Figure 4: Average SCi values at each of the 297 RNA positions (C=Cytosine).
Figure 5: Average STi values at each of the 297 RNA positions (T=Thymine/Uracil).
Figure 6: Average SGi values at each of the 297 RNA positions (G=Guanine).
Figure 7: Adenine, Cytosine, Thymine and Guanine nucleotide positions where patients with positive response to PI drug regimens have 77-100% Euclidean distance from patients with negative PI response. In the figure, A_1:6, for example, indicates that 100% (represent as A_1) Adenine has been detected at position 6 in both monotonically increasing CD4 dataset while it has not been detected at this position in all the ten randomly selected non-monotonically increasing datasets. Also, A_0.8 indicates that Adenine depicts an 80% difference between the two sets at positions 9, 27, 169, 224, and 276.
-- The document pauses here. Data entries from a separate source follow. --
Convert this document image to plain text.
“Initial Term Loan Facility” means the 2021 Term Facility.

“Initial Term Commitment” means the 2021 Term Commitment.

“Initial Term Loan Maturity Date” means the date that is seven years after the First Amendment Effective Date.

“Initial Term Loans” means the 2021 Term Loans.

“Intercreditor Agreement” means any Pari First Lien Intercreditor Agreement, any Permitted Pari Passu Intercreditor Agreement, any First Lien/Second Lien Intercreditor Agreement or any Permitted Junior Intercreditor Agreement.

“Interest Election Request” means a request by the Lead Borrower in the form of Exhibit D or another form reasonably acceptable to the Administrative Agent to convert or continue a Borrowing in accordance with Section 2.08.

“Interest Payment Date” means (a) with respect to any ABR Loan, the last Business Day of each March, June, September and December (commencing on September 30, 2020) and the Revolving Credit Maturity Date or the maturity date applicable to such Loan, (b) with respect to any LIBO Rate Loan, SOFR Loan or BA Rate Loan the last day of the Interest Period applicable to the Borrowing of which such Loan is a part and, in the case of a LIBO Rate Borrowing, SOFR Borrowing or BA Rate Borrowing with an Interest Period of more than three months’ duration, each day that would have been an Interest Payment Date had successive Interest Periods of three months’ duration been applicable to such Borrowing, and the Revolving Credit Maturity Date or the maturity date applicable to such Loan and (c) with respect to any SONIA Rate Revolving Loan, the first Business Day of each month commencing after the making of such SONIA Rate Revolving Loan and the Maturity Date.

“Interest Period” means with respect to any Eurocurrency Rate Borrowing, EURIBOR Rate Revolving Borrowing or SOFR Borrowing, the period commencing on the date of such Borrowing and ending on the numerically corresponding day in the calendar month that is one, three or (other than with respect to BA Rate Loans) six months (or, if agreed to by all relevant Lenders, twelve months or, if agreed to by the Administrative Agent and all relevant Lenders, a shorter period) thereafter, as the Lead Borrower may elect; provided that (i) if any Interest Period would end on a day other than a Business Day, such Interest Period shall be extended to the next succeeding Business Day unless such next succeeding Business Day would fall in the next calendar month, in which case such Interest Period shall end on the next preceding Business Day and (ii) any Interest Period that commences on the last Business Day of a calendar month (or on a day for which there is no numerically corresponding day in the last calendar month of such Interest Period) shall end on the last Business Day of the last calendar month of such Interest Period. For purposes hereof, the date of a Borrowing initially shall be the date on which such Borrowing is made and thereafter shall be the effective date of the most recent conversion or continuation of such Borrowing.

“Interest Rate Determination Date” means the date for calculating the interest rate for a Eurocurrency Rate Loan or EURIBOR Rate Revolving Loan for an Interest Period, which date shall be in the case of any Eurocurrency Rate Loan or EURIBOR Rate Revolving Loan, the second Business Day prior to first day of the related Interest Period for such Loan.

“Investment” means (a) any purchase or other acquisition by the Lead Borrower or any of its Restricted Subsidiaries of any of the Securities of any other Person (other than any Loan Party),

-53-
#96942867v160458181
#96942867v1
The results discussed in this paper show that certain features in the HIV genome may be exploited to identify HIV strains that are highly susceptible to certain drug regiments and have a reduced chance of developing drug resistance. As shown in this paper, an Adenine nucleoside in position 6 signifies a virus that is less likely to become resistant to PR inhibitors. Furthermore, an Adenine in positions 9, 27, 169, 224, 276 or Thymine/Uracil at positions 255, 149, 272, 287 and Cytosine at positions 0, 3, 8, 104 and 211 may also signify similar behavior. The method developed here can be used to detect the susceptibility of an HIV strain to PR inhibitors and other types of anti-viral drugs in patients. Further studies conducted on larger sequence databases may also provide validation and more conserved motifs/signatures that can be very useful for identifying the susceptibility of HIV strains in patients. Future work in this area will focus on the identification of nucleoside sequences (whole motifs) instead of single nucleosides that may be conserved among strains that are less likely to develop drug-resistance.
The first three authors would like to thank the Grow Iowa Values Fund (GIVF) for funding this project. The authors would like to thank Dr. Robert Shafer from Stanford University Medical Center for his valuable input and for providing access to the hivdb.stanford.edu’s patients’ datasets. The authors appreciate this paper’s reviewers for their valuable comments.